Of course, the stumbling block is the linkage: should the debt ceiling be linked to a serious plan as a condition of approval. The Democrats need to agree to a link, but the serious plan with which  it is linked to is more like the Obama plan and then they make a case for its superiority. What the Democrats ought not to do is to draw a line in the sand, but to indicate willingness to compromise a little and then they can paint the GOP is being stubborn,
ideologically based blockheads unconcerned with the collateral damage their plan incurs.

What will be fascinating is whether any compromise can be reached by the Gang of 6 in the Senate. We can expect the House GOP to continue to act like blockheads and stonewallers, but the ultimate test will be in the Senate where the Democrats hold the majority, yet members of their own party, including Colorado's Senator Udall agree that any debt ceiling increase approval must be tied to a debt reduction plan

On the Sunday talk shows on CNN, especially the one moderated by Candy Crowley, the GOP talkers tried to shift the conversation to: we must do it in the 2012 budget....upping the ante from a focus on the intermediate and long term realities of the federal deficit to doing a it all in the budget...a short term issue...  and then up the ante further by advocating for a balanced budget amendment (a short term political non starter) .Voters are going to have to become aware  of the long term solutions of deficit reduction vs. the practicality of an annual budget doing the entire  job now  and I think it is very easy for the GOP to obfuscate the entire debate as they confuse the two in the minds of the public. 

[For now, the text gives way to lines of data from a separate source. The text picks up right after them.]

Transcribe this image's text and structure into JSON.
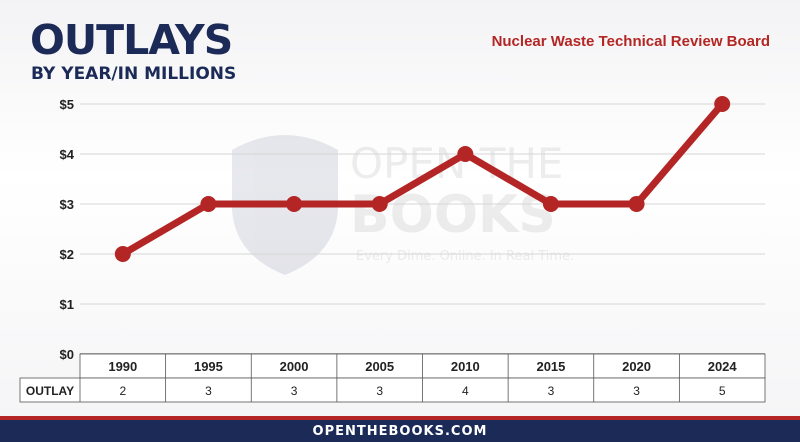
{
  "header": {
    "title": "OUTLAYS",
    "subtitle": "BY YEAR/IN MILLIONS",
    "agency": "Nuclear Waste Technical Review Board"
  },
  "watermark": {
    "line1": "OPEN THE",
    "line2": "BOOKS",
    "tagline": "Every Dime. Online. In Real Time."
  },
  "footer": {
    "text": "OPENTHEBOOKS.COM"
  },
  "colors": {
    "navy": "#1b2a57",
    "red": "#b42625",
    "line": "#b42625"
  },
  "chart_data": {
    "type": "line",
    "categories": [
      "1990",
      "1995",
      "2000",
      "2005",
      "2010",
      "2015",
      "2020",
      "2024"
    ],
    "values": [
      2,
      3,
      3,
      3,
      4,
      3,
      3,
      5
    ],
    "yticks": [
      "$0",
      "$1",
      "$2",
      "$3",
      "$4",
      "$5"
    ],
    "ylim": [
      0,
      5
    ],
    "grid": true,
    "table": {
      "row_label": "OUTLAY",
      "values": [
        "2",
        "3",
        "3",
        "3",
        "4",
        "3",
        "3",
        "5"
      ]
    }
  }
}
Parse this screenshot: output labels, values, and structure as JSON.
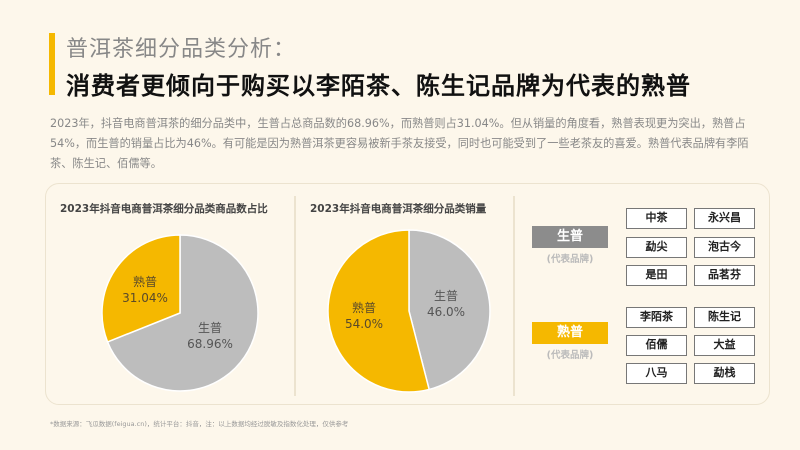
{
  "header": {
    "title": "普洱茶细分品类分析：",
    "subtitle": "消费者更倾向于购买以李陌茶、陈生记品牌为代表的熟普",
    "accent_color": "#f5b800"
  },
  "description": "2023年，抖音电商普洱茶的细分品类中，生普占总商品数的68.96%，而熟普则占31.04%。但从销量的角度看，熟普表现更为突出，熟普占54%，而生普的销量占比为46%。有可能是因为熟普洱茶更容易被新手茶友接受，同时也可能受到了一些老茶友的喜爱。熟普代表品牌有李陌茶、陈生记、佰儒等。",
  "chart_data": [
    {
      "type": "pie",
      "title": "2023年抖音电商普洱茶细分品类商品数占比",
      "categories": [
        "熟普",
        "生普"
      ],
      "values": [
        31.04,
        68.96
      ],
      "labels": [
        "31.04%",
        "68.96%"
      ],
      "colors": [
        "#f5b800",
        "#bdbdbd"
      ]
    },
    {
      "type": "pie",
      "title": "2023年抖音电商普洱茶细分品类销量",
      "categories": [
        "熟普",
        "生普"
      ],
      "values": [
        54.0,
        46.0
      ],
      "labels": [
        "54.0%",
        "46.0%"
      ],
      "colors": [
        "#f5b800",
        "#bdbdbd"
      ]
    }
  ],
  "brands": {
    "raw": {
      "label": "生普",
      "sub": "(代表品牌)",
      "color": "#8c8c8c",
      "items": [
        "中茶",
        "永兴昌",
        "勐尖",
        "泡古今",
        "是田",
        "品茗芬"
      ]
    },
    "ripe": {
      "label": "熟普",
      "sub": "(代表品牌)",
      "color": "#f5b800",
      "items": [
        "李陌茶",
        "陈生记",
        "佰儒",
        "大益",
        "八马",
        "勐栈"
      ]
    }
  },
  "footnote": "*数据来源：飞瓜数据(feigua.cn)，统计平台：抖音，注：以上数据均经过脱敏及指数化处理，仅供参考"
}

The danger of extreme 2012 budget reductions lies in the timing: severe cuts could stunt the recovery which is still a feeble one.  Like the UK, the danger lies in impact on the gross domestic product which in the UK's austerity program is now negative with  an increase in unemployment creating a strain on unemployment compensation funds.  A gradual move to austerity, as reflected in the Obama plan, may avoid the UK experience and the GOP's more abrupt one could actually harm the economy. Timing is everything. The Democrats could also make that point in the upcoming debate, especially since so much focus on the UK economy was the result of  media coverage of the royal wedding.